Moser’s Pacific Way home overlooks Muir Beach, where cleanup crews with 100 professionals in white and yellow protective coveralls were at work yesterday.

But there was no one cleaning up Friday when oily globs the size of bowling balls began washing up on shore from Wednesday’s disastrous fuel oil spill.

Moser, a neighborhood liaison on the Muir Beach Disaster Council, went out on the oily beach with an impromptu crew of Buddhist monks in training at the nearby Green Gulch Zen Center.

He said they scooped up 7,000 pounds of solidified oil and put it in plastic bags before park service officials arrived in the afternoon to size up the situation.

“You don’t have to be trained to do this,” he said. “We had on gloves and we didn’t feel there was a health risk. It just lifted up from the sand like it was in kitty litter. They came late with only five people. We felt that anything we could do is better than nothing.”

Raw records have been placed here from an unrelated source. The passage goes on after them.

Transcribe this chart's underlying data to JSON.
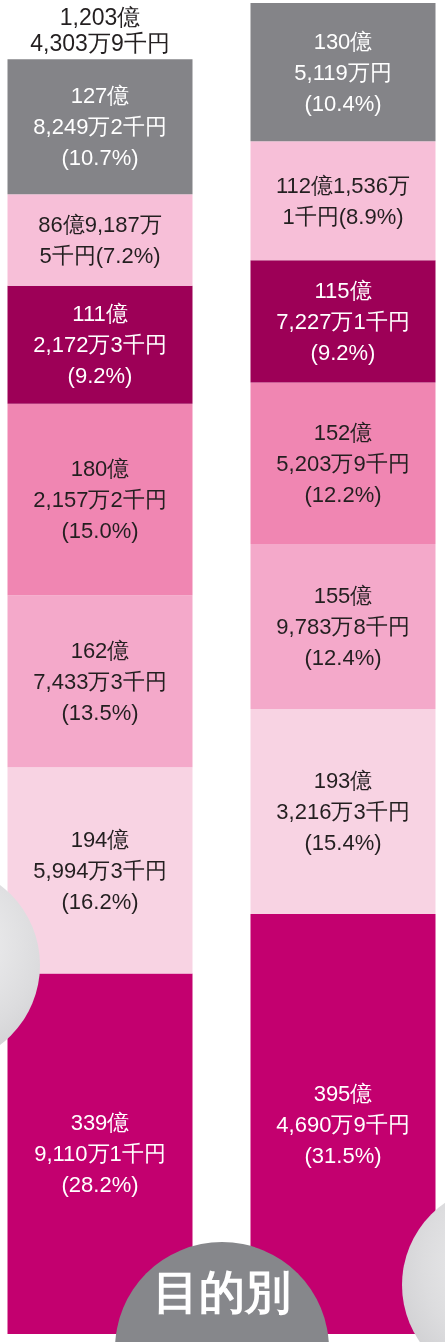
{
  "chart_data": {
    "type": "bar",
    "stacked": true,
    "title": "目的別",
    "categories": [
      null,
      null
    ],
    "series": [
      {
        "color": "#c3006f",
        "values": [
          339,
          395
        ],
        "value_labels": [
          "339億\n9,110万1千円\n(28.2%)",
          "395億\n4,690万9千円\n(31.5%)"
        ]
      },
      {
        "color": "#f8d3e3",
        "values": [
          194,
          193
        ],
        "value_labels": [
          "194億\n5,994万3千円\n(16.2%)",
          "193億\n3,216万3千円\n(15.4%)"
        ]
      },
      {
        "color": "#f4a9ca",
        "values": [
          162,
          155
        ],
        "value_labels": [
          "162億\n7,433万3千円\n(13.5%)",
          "155億\n9,783万8千円\n(12.4%)"
        ]
      },
      {
        "color": "#f086b2",
        "values": [
          180,
          152
        ],
        "value_labels": [
          "180億\n2,157万2千円\n(15.0%)",
          "152億\n5,203万9千円\n(12.2%)"
        ]
      },
      {
        "color": "#9d0057",
        "values": [
          111,
          115
        ],
        "value_labels": [
          "111億\n2,172万3千円\n(9.2%)",
          "115億\n7,227万1千円\n(9.2%)"
        ]
      },
      {
        "color": "#f7bfd8",
        "values": [
          86,
          112
        ],
        "value_labels": [
          "86億9,187万\n5千円(7.2%)",
          "112億1,536万\n1千円(8.9%)"
        ]
      },
      {
        "color": "#848488",
        "values": [
          127,
          130
        ],
        "value_labels": [
          "127億\n8,249万2千円\n(10.7%)",
          "130億\n5,119万円\n(10.4%)"
        ]
      }
    ],
    "totals": [
      "1,203億\n4,303万9千円",
      null
    ]
  }
}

Moser said he declined three orders to halt his activities before he was cited.

Park service officials held a conference call on Saturday about the incident with members of the Muir Beach Community Services District.

“They were upset, but we tried to reassure them why trained professionals are needed to do this work,” said National Park Service publicist Rich Weideman, citing health hazards and unintended injuries to wildlife by untrained volunteers.